What will it mean for the state--and the nation--when whites are no longer the majority?

May/June 1997

Reading time min

Sometime in the next three years, California will become the third state in which whites are a minority. But today, just 20 percent of the state's voters are nonwhite. They are younger, politically disorganized and more likely not to be citizens. As such, nonwhites-- blacks, Latinos, Asians--have yet to exert political power that matches their numbers. White voters, meanwhile, keep passing ballot measures aimed at holding onto public resources for themselves.

This is the volatile starting point for Dale Maharidge's engrossing story of contemporary California, The Coming White Minority: California's Eruptions and the Nation's Future (Times Books, 1996; $25). Maharidge, a journalism lecturer at Stanford, brings the state's conflicts and growing pains to life through the eyes of four Californians: Martha Escutia, a Latina assemblywoman from Los Angeles; Bill Shepherd, the white owner of a small business in Orange county; Don Northcross, a black police officer from Sacramento County; and Maria Ha, a Vietnamese student of Chinese descent at UC-Berkeley.

Maharidge has purposely chosen this quartet for its mainstream values and centrist politics. All are immigrants to California and all have internalized the California dream. They believe in individual responsibility and hard work. Ha, the student, summarizes the ethic: "You work hard, you don't cheat, you do everything right, get a good education," she says. "I hope I keep some of that stuff."

If these four moderates shared a common race, they might agree on most political issues. But through their own ethnic prisms, each sees a very different California. "I don't mind that we have Mexicans here," says Shepherd, the businessman. "But whites are being taken over by a culture that is not assimilating. The dominant culture does not want graffiti everywhere. . . . It does not want laundry hanging out windows."

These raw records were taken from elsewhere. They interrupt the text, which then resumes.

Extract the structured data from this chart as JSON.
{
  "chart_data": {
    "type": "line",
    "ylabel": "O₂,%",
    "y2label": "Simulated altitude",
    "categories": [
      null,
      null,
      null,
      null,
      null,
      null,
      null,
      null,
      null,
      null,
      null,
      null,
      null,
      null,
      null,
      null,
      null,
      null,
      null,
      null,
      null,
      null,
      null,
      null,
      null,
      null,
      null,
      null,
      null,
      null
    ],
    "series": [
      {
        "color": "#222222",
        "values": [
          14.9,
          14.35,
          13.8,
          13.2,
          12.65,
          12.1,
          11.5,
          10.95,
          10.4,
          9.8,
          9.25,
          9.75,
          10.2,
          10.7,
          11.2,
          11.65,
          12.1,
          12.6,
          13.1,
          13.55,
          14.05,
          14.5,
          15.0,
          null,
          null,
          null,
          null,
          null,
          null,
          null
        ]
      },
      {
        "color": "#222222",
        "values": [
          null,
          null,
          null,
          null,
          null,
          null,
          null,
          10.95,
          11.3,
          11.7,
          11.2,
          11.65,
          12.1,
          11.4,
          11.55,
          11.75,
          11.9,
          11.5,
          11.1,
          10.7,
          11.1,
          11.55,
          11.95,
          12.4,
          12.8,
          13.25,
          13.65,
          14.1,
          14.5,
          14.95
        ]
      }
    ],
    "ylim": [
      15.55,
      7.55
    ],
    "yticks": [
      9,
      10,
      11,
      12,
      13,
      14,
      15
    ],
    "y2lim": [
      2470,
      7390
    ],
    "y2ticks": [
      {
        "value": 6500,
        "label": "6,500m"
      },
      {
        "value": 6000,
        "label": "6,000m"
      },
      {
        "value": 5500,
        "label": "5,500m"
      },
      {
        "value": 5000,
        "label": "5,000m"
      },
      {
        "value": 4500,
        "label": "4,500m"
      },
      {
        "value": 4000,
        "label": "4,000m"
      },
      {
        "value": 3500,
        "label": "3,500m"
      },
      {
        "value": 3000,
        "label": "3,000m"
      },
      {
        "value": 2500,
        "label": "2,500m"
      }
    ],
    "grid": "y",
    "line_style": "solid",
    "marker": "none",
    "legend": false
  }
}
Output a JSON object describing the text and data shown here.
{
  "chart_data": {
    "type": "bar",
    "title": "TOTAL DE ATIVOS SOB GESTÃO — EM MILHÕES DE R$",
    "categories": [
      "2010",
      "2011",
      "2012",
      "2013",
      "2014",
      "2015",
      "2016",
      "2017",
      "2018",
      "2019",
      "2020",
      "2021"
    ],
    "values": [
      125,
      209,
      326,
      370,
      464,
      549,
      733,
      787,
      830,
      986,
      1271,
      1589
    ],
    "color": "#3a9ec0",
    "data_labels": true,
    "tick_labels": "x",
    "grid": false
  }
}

Assemblywoman Escutia has another perspective. "You've got to realize that the only way whites will come into the picture is if they see an economic self-interest with blacks and Latinos and Chinese working together," she says. "The security of the country is at risk if you do not train a viable segment of the labor pool who's going to be the bulk of the labor force in the future."

The different perceptions of what California is--and what it should become--arise as much from the state's past as from its high-tech, sprawling present. The virtue of this book lies in showing that each of these views is valid.

Maharidge makes the portrait richer through interviews with academics and political activists. He lays bare the conflicting brands of "multiculturalism" emerging from Latino, Asian-American and black groups, and he dissects the complexities of white politics. He includes a description of the "nationalist" visions growing in each minority community, from Aztlàn among Latinos to Afrocentrism among blacks. He also dissects the split in white politics between "politically correct" liberals and right-wingers hankering for an earlier California run by and for white settlers.

Maharidge is evenhanded, but that doesn't mean he has no opinions of his own. He is disdainful of the ballot measures that state voters have rammed through in recent years. He argues that Proposition 13, a 1978 initiative that slashed property taxes, set the stage for massive education cuts that hit minorities especially hard. Such policies-- along with the "three strikes" law and the dismantling of affirmative action--will blow up in the face of the state's white population, Maharidge contends.

The author also blasts the state's politicians for exploiting white fears rather than providing leadership on questions of immigration, poverty, crime and ethnic diversity. "Pete Wilson and other conservative torch-bearers . . . offer nothing positive about where society should be heading," he writes. The Pulitzer Prize-winning journalist also criticizes the news media for being unwilling or unable to deal with the subject of race.

Of course, social conflicts across racial and ethnic lines are nothing new in the United States. The only difference between those earlier battles and today's confrontations over multiculturalism, UC-Berkeley sociologist Troy Duster tells Maharidge, is that fast-growing, traditionally excluded groups now look like they might have a say about where resources go. Not a revolution; just a shift in political and economic power.

The author is reluctant to make predictions, but his analysis seems to point toward a much more evenly balanced California society in which calm heads and compromise are likely to prevail. Maharidge's "thoughtful middle" seems more dominant in minority communities straining to define their Americanhood than among whites facing a future where their voice--and ultimately their power--will become diluted. By underscoring the emerging centrism, the book's ultimate message could be that polyethnic politics may be a lot duller than we think.


Martin Carnoy, professor of education, is the author of Faded Dreams: The Politics and Economics of Race in America.